The Glorious EP represents the perfect taster for what's to come. Built around a simple synth bass throb and a multi-tracked choir of Ellas, the sky-scraping, deeply soulful title track and first release represents a cleansing of sorts. “Before that session, a lot of the new songs were about feeling sorry for myself. Even writing about me coming into my own could sometimes feel a little bit like I was the victim. That was abolished with Glorious, which is about embracing everything.” It even touches on Ella's own body image issues following various run ins with paparazzi taking pictures of her unawares. “I could be kinder to myself,” she sings at one point, before her swollen voice asks a question that's becoming more and more pertinent by the minute: “ain't it a shame that we struggle to see that beautiful comes in a million ways?”
This sense of both self-analysis and offering up support to others continues on the more experimental, vocally-lead Young – created alongside producer Jordan Riley – which is influenced by everything from the plight of Gen Z, to self-medication, to the rights of women in a world where abortion bans still exist. It also touches on anxiety, an affliction Ella had read about but never really factored into her own life until she had a panic attack a year ago. “I didn't know what was happening, I thought I was dying,” she says. “I wanted to write about it so that my fans know that it can happen to anyone and everyone.”

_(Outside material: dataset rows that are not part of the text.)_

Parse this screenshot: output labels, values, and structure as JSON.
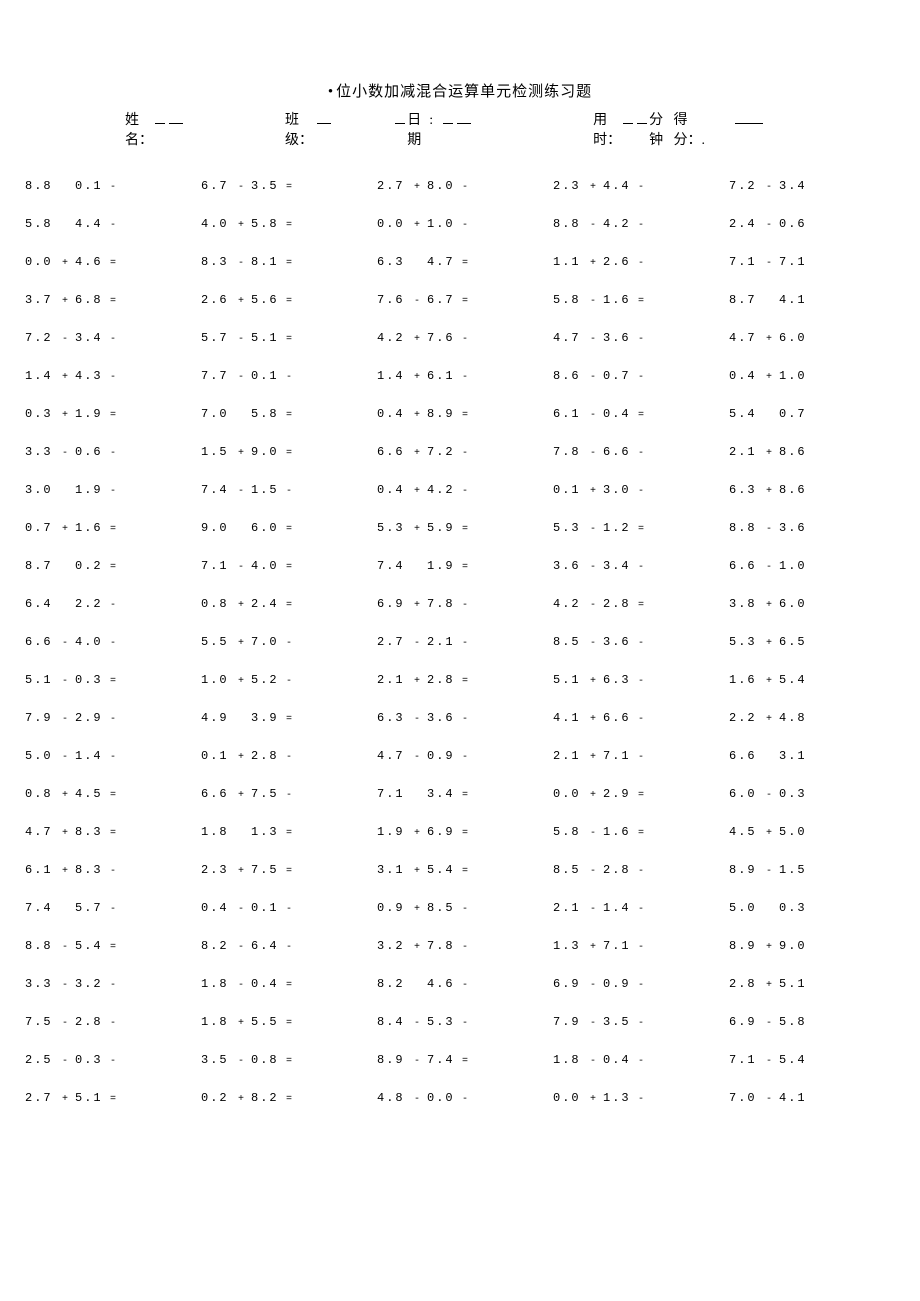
{
  "title_prefix": "•",
  "title": "位小数加减混合运算单元检测练习题",
  "header": {
    "name_label": "姓名：",
    "class_label": "班级：",
    "date_label": "日期",
    "time_label": "用时：",
    "time_unit": "分钟",
    "score_label": "得分：."
  },
  "rows": [
    [
      {
        "a": "8.8",
        "op": "",
        "b": "0.1",
        "eq": "-"
      },
      {
        "a": "6.7",
        "op": "-",
        "b": "3.5",
        "eq": "="
      },
      {
        "a": "2.7",
        "op": "+",
        "b": "8.0",
        "eq": "-"
      },
      {
        "a": "2.3",
        "op": "+",
        "b": "4.4",
        "eq": "-"
      },
      {
        "a": "7.2",
        "op": "-",
        "b": "3.4",
        "eq": ""
      }
    ],
    [
      {
        "a": "5.8",
        "op": "",
        "b": "4.4",
        "eq": "-"
      },
      {
        "a": "4.0",
        "op": "+",
        "b": "5.8",
        "eq": "="
      },
      {
        "a": "0.0",
        "op": "+",
        "b": "1.0",
        "eq": "-"
      },
      {
        "a": "8.8",
        "op": "-",
        "b": "4.2",
        "eq": "-"
      },
      {
        "a": "2.4",
        "op": "-",
        "b": "0.6",
        "eq": ""
      }
    ],
    [
      {
        "a": "0.0",
        "op": "+",
        "b": "4.6",
        "eq": "="
      },
      {
        "a": "8.3",
        "op": "-",
        "b": "8.1",
        "eq": "="
      },
      {
        "a": "6.3",
        "op": "",
        "b": "4.7",
        "eq": "="
      },
      {
        "a": "1.1",
        "op": "+",
        "b": "2.6",
        "eq": "-"
      },
      {
        "a": "7.1",
        "op": "-",
        "b": "7.1",
        "eq": ""
      }
    ],
    [
      {
        "a": "3.7",
        "op": "+",
        "b": "6.8",
        "eq": "="
      },
      {
        "a": "2.6",
        "op": "+",
        "b": "5.6",
        "eq": "="
      },
      {
        "a": "7.6",
        "op": "-",
        "b": "6.7",
        "eq": "="
      },
      {
        "a": "5.8",
        "op": "-",
        "b": "1.6",
        "eq": "="
      },
      {
        "a": "8.7",
        "op": "",
        "b": "4.1",
        "eq": ""
      }
    ],
    [
      {
        "a": "7.2",
        "op": "-",
        "b": "3.4",
        "eq": "-"
      },
      {
        "a": "5.7",
        "op": "-",
        "b": "5.1",
        "eq": "="
      },
      {
        "a": "4.2",
        "op": "+",
        "b": "7.6",
        "eq": "-"
      },
      {
        "a": "4.7",
        "op": "-",
        "b": "3.6",
        "eq": "-"
      },
      {
        "a": "4.7",
        "op": "+",
        "b": "6.0",
        "eq": ""
      }
    ],
    [
      {
        "a": "1.4",
        "op": "+",
        "b": "4.3",
        "eq": "-"
      },
      {
        "a": "7.7",
        "op": "-",
        "b": "0.1",
        "eq": "-"
      },
      {
        "a": "1.4",
        "op": "+",
        "b": "6.1",
        "eq": "-"
      },
      {
        "a": "8.6",
        "op": "-",
        "b": "0.7",
        "eq": "-"
      },
      {
        "a": "0.4",
        "op": "+",
        "b": "1.0",
        "eq": ""
      }
    ],
    [
      {
        "a": "0.3",
        "op": "+",
        "b": "1.9",
        "eq": "="
      },
      {
        "a": "7.0",
        "op": "",
        "b": "5.8",
        "eq": "="
      },
      {
        "a": "0.4",
        "op": "+",
        "b": "8.9",
        "eq": "="
      },
      {
        "a": "6.1",
        "op": "-",
        "b": "0.4",
        "eq": "="
      },
      {
        "a": "5.4",
        "op": "",
        "b": "0.7",
        "eq": ""
      }
    ],
    [
      {
        "a": "3.3",
        "op": "-",
        "b": "0.6",
        "eq": "-"
      },
      {
        "a": "1.5",
        "op": "+",
        "b": "9.0",
        "eq": "="
      },
      {
        "a": "6.6",
        "op": "+",
        "b": "7.2",
        "eq": "-"
      },
      {
        "a": "7.8",
        "op": "-",
        "b": "6.6",
        "eq": "-"
      },
      {
        "a": "2.1",
        "op": "+",
        "b": "8.6",
        "eq": ""
      }
    ],
    [
      {
        "a": "3.0",
        "op": "",
        "b": "1.9",
        "eq": "-"
      },
      {
        "a": "7.4",
        "op": "-",
        "b": "1.5",
        "eq": "-"
      },
      {
        "a": "0.4",
        "op": "+",
        "b": "4.2",
        "eq": "-"
      },
      {
        "a": "0.1",
        "op": "+",
        "b": "3.0",
        "eq": "-"
      },
      {
        "a": "6.3",
        "op": "+",
        "b": "8.6",
        "eq": ""
      }
    ],
    [
      {
        "a": "0.7",
        "op": "+",
        "b": "1.6",
        "eq": "="
      },
      {
        "a": "9.0",
        "op": "",
        "b": "6.0",
        "eq": "="
      },
      {
        "a": "5.3",
        "op": "+",
        "b": "5.9",
        "eq": "="
      },
      {
        "a": "5.3",
        "op": "-",
        "b": "1.2",
        "eq": "="
      },
      {
        "a": "8.8",
        "op": "-",
        "b": "3.6",
        "eq": ""
      }
    ],
    [
      {
        "a": "8.7",
        "op": "",
        "b": "0.2",
        "eq": "="
      },
      {
        "a": "7.1",
        "op": "-",
        "b": "4.0",
        "eq": "="
      },
      {
        "a": "7.4",
        "op": "",
        "b": "1.9",
        "eq": "="
      },
      {
        "a": "3.6",
        "op": "-",
        "b": "3.4",
        "eq": "-"
      },
      {
        "a": "6.6",
        "op": "-",
        "b": "1.0",
        "eq": ""
      }
    ],
    [
      {
        "a": "6.4",
        "op": "",
        "b": "2.2",
        "eq": "-"
      },
      {
        "a": "0.8",
        "op": "+",
        "b": "2.4",
        "eq": "="
      },
      {
        "a": "6.9",
        "op": "+",
        "b": "7.8",
        "eq": "-"
      },
      {
        "a": "4.2",
        "op": "-",
        "b": "2.8",
        "eq": "="
      },
      {
        "a": "3.8",
        "op": "+",
        "b": "6.0",
        "eq": ""
      }
    ],
    [
      {
        "a": "6.6",
        "op": "-",
        "b": "4.0",
        "eq": "-"
      },
      {
        "a": "5.5",
        "op": "+",
        "b": "7.0",
        "eq": "-"
      },
      {
        "a": "2.7",
        "op": "-",
        "b": "2.1",
        "eq": "-"
      },
      {
        "a": "8.5",
        "op": "-",
        "b": "3.6",
        "eq": "-"
      },
      {
        "a": "5.3",
        "op": "+",
        "b": "6.5",
        "eq": ""
      }
    ],
    [
      {
        "a": "5.1",
        "op": "-",
        "b": "0.3",
        "eq": "="
      },
      {
        "a": "1.0",
        "op": "+",
        "b": "5.2",
        "eq": "-"
      },
      {
        "a": "2.1",
        "op": "+",
        "b": "2.8",
        "eq": "="
      },
      {
        "a": "5.1",
        "op": "+",
        "b": "6.3",
        "eq": "-"
      },
      {
        "a": "1.6",
        "op": "+",
        "b": "5.4",
        "eq": ""
      }
    ],
    [
      {
        "a": "7.9",
        "op": "-",
        "b": "2.9",
        "eq": "-"
      },
      {
        "a": "4.9",
        "op": "",
        "b": "3.9",
        "eq": "="
      },
      {
        "a": "6.3",
        "op": "-",
        "b": "3.6",
        "eq": "-"
      },
      {
        "a": "4.1",
        "op": "+",
        "b": "6.6",
        "eq": "-"
      },
      {
        "a": "2.2",
        "op": "+",
        "b": "4.8",
        "eq": ""
      }
    ],
    [
      {
        "a": "5.0",
        "op": "-",
        "b": "1.4",
        "eq": "-"
      },
      {
        "a": "0.1",
        "op": "+",
        "b": "2.8",
        "eq": "-"
      },
      {
        "a": "4.7",
        "op": "-",
        "b": "0.9",
        "eq": "-"
      },
      {
        "a": "2.1",
        "op": "+",
        "b": "7.1",
        "eq": "-"
      },
      {
        "a": "6.6",
        "op": "",
        "b": "3.1",
        "eq": ""
      }
    ],
    [
      {
        "a": "0.8",
        "op": "+",
        "b": "4.5",
        "eq": "="
      },
      {
        "a": "6.6",
        "op": "+",
        "b": "7.5",
        "eq": "-"
      },
      {
        "a": "7.1",
        "op": "",
        "b": "3.4",
        "eq": "="
      },
      {
        "a": "0.0",
        "op": "+",
        "b": "2.9",
        "eq": "="
      },
      {
        "a": "6.0",
        "op": "-",
        "b": "0.3",
        "eq": ""
      }
    ],
    [
      {
        "a": "4.7",
        "op": "+",
        "b": "8.3",
        "eq": "="
      },
      {
        "a": "1.8",
        "op": "",
        "b": "1.3",
        "eq": "="
      },
      {
        "a": "1.9",
        "op": "+",
        "b": "6.9",
        "eq": "="
      },
      {
        "a": "5.8",
        "op": "-",
        "b": "1.6",
        "eq": "="
      },
      {
        "a": "4.5",
        "op": "+",
        "b": "5.0",
        "eq": ""
      }
    ],
    [
      {
        "a": "6.1",
        "op": "+",
        "b": "8.3",
        "eq": "-"
      },
      {
        "a": "2.3",
        "op": "+",
        "b": "7.5",
        "eq": "="
      },
      {
        "a": "3.1",
        "op": "+",
        "b": "5.4",
        "eq": "="
      },
      {
        "a": "8.5",
        "op": "-",
        "b": "2.8",
        "eq": "-"
      },
      {
        "a": "8.9",
        "op": "-",
        "b": "1.5",
        "eq": ""
      }
    ],
    [
      {
        "a": "7.4",
        "op": "",
        "b": "5.7",
        "eq": "-"
      },
      {
        "a": "0.4",
        "op": "-",
        "b": "0.1",
        "eq": "-"
      },
      {
        "a": "0.9",
        "op": "+",
        "b": "8.5",
        "eq": "-"
      },
      {
        "a": "2.1",
        "op": "-",
        "b": "1.4",
        "eq": "-"
      },
      {
        "a": "5.0",
        "op": "",
        "b": "0.3",
        "eq": ""
      }
    ],
    [
      {
        "a": "8.8",
        "op": "-",
        "b": "5.4",
        "eq": "="
      },
      {
        "a": "8.2",
        "op": "-",
        "b": "6.4",
        "eq": "-"
      },
      {
        "a": "3.2",
        "op": "+",
        "b": "7.8",
        "eq": "-"
      },
      {
        "a": "1.3",
        "op": "+",
        "b": "7.1",
        "eq": "-"
      },
      {
        "a": "8.9",
        "op": "+",
        "b": "9.0",
        "eq": ""
      }
    ],
    [
      {
        "a": "3.3",
        "op": "-",
        "b": "3.2",
        "eq": "-"
      },
      {
        "a": "1.8",
        "op": "-",
        "b": "0.4",
        "eq": "="
      },
      {
        "a": "8.2",
        "op": "",
        "b": "4.6",
        "eq": "-"
      },
      {
        "a": "6.9",
        "op": "-",
        "b": "0.9",
        "eq": "-"
      },
      {
        "a": "2.8",
        "op": "+",
        "b": "5.1",
        "eq": ""
      }
    ],
    [
      {
        "a": "7.5",
        "op": "-",
        "b": "2.8",
        "eq": "-"
      },
      {
        "a": "1.8",
        "op": "+",
        "b": "5.5",
        "eq": "="
      },
      {
        "a": "8.4",
        "op": "-",
        "b": "5.3",
        "eq": "-"
      },
      {
        "a": "7.9",
        "op": "-",
        "b": "3.5",
        "eq": "-"
      },
      {
        "a": "6.9",
        "op": "-",
        "b": "5.8",
        "eq": ""
      }
    ],
    [
      {
        "a": "2.5",
        "op": "-",
        "b": "0.3",
        "eq": "-"
      },
      {
        "a": "3.5",
        "op": "-",
        "b": "0.8",
        "eq": "="
      },
      {
        "a": "8.9",
        "op": "-",
        "b": "7.4",
        "eq": "="
      },
      {
        "a": "1.8",
        "op": "-",
        "b": "0.4",
        "eq": "-"
      },
      {
        "a": "7.1",
        "op": "-",
        "b": "5.4",
        "eq": ""
      }
    ],
    [
      {
        "a": "2.7",
        "op": "+",
        "b": "5.1",
        "eq": "="
      },
      {
        "a": "0.2",
        "op": "+",
        "b": "8.2",
        "eq": "="
      },
      {
        "a": "4.8",
        "op": "-",
        "b": "0.0",
        "eq": "-"
      },
      {
        "a": "0.0",
        "op": "+",
        "b": "1.3",
        "eq": "-"
      },
      {
        "a": "7.0",
        "op": "-",
        "b": "4.1",
        "eq": ""
      }
    ]
  ]
}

Further offerings on the EP include the delicate piano ballad Hold on Me, which feels more like vintage Ella Henderson, showcasing once again her more personal, near fearless songwriting, touching on her own relationship, plus that of her parents. And the ludicrously catchy Friends, a horn-laced R&B throwback and ode to the people who stuck by her side through her various trials and tribulations.
That's the crux of Ella Henderson Mk II. She's always written from experience but now it's about laying everything on the table and transforming the dark times into something – pun absolutely intended – glorious. It's about taking what's happened and alchemising it into something that can help others, while also showcasing every aspect of her life as a 23-year-old woman. “I think my music stands for so much more than just releasing a pop record,” she says. “This means so much to me. I've got the hunger back for it. This craving to be onstage and hearing people sing a song back to you never goes away.”